What’s also hard to ignore, and I say this with no particular pleasure, is the timing. Kneecap’s third album, Fenian, lands in April. Rumours of a second biopic are circulating. A summer of festival appearances stretches ahead - Primavera, Roskilde, Reading and Leeds, a headline show at Crystal Palace Park. There’s no better promotional backdrop than a Cuban flag, a gorgeous Havana sunset, and the suggestion that you’ve somehow defied the American empire. The whiff of revolutionary sulphur doesn’t half shift tickets.

None of this means their motives were purely cynical as people often do things for complicated reasons while still achieving some good and the aid they brought was real.
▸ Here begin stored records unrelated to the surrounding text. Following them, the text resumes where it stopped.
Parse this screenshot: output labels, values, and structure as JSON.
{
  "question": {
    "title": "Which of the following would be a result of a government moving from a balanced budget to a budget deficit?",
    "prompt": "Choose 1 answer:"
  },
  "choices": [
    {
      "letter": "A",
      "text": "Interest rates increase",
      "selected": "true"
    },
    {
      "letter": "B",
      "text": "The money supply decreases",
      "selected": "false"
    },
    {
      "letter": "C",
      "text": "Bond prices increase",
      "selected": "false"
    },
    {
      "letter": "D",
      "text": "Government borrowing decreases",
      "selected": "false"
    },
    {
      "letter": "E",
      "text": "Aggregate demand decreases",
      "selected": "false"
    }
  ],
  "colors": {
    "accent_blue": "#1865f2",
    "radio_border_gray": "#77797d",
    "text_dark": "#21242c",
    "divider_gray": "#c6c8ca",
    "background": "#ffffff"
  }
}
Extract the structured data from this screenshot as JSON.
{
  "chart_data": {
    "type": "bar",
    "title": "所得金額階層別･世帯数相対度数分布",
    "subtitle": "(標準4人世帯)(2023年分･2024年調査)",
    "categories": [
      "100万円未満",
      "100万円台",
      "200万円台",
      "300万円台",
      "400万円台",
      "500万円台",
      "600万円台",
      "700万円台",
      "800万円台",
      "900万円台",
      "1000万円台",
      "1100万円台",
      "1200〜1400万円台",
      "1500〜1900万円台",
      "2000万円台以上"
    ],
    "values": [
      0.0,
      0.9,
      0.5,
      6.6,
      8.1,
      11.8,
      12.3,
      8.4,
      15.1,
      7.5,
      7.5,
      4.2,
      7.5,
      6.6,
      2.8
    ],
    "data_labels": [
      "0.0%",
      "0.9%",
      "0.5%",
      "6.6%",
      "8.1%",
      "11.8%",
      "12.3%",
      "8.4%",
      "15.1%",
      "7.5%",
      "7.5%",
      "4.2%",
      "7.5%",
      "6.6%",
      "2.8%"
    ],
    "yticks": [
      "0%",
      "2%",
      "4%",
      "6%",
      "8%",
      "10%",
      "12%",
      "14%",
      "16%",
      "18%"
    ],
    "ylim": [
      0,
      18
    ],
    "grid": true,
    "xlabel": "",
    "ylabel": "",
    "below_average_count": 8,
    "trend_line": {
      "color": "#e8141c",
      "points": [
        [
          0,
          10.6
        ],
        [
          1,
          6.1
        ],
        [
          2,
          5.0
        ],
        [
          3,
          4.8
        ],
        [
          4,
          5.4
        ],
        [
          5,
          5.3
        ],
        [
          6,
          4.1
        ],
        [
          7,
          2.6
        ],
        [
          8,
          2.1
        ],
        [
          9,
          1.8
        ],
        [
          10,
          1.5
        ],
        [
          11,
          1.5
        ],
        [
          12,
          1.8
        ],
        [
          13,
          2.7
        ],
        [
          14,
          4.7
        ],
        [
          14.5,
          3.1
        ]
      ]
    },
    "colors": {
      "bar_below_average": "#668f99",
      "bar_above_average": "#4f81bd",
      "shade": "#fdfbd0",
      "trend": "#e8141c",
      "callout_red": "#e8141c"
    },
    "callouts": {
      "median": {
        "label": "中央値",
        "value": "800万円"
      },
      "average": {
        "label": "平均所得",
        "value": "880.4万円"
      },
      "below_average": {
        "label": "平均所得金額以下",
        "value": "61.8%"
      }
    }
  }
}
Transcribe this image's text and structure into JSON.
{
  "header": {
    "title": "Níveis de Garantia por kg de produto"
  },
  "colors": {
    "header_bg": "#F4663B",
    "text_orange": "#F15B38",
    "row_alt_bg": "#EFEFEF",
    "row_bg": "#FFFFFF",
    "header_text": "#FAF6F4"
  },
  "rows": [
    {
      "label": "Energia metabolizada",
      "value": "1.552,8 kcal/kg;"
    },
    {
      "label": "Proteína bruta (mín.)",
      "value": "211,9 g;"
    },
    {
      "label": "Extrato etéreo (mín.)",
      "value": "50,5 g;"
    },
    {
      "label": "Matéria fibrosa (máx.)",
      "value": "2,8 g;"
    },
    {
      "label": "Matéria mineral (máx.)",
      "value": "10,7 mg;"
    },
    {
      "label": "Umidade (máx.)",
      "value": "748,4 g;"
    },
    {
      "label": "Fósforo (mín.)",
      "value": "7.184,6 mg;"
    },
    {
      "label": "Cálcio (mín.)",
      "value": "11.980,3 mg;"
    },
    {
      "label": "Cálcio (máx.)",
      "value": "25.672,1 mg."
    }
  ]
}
The attention they drew to Cuba’s crisis had considerable publicity value and shone a brief light on a largely forgotten injustice. But a solidarity that won’t name the festering jails, won’t acknowledge the dissidents, won’t say one uncomfortable word in front of the minister is not solidarity but an extended PR exercise with clever political maneuvering.

There’s a plaque on O’Reilly Street in Old Havana, in Spanish, English and Irish, celebrating the shared histories of Ireland and Cuba. What it fails to mention is that the man whose name the plaque honours, Alexander O’Reilly, born in County Meath in 1723, was in Cuba as a Spanish military officer. Not a republican revolutionary but a well-heeled imperial administrator. History, it turns out, is always more awkward than the plaque.

Kneecap went to Havana, performed their anarchic hearts out, dutifully posed for the photos before flying home, and the Cuban people are exactly where they were, stumbling around in the dark. Waiting for something more than an electrified gig.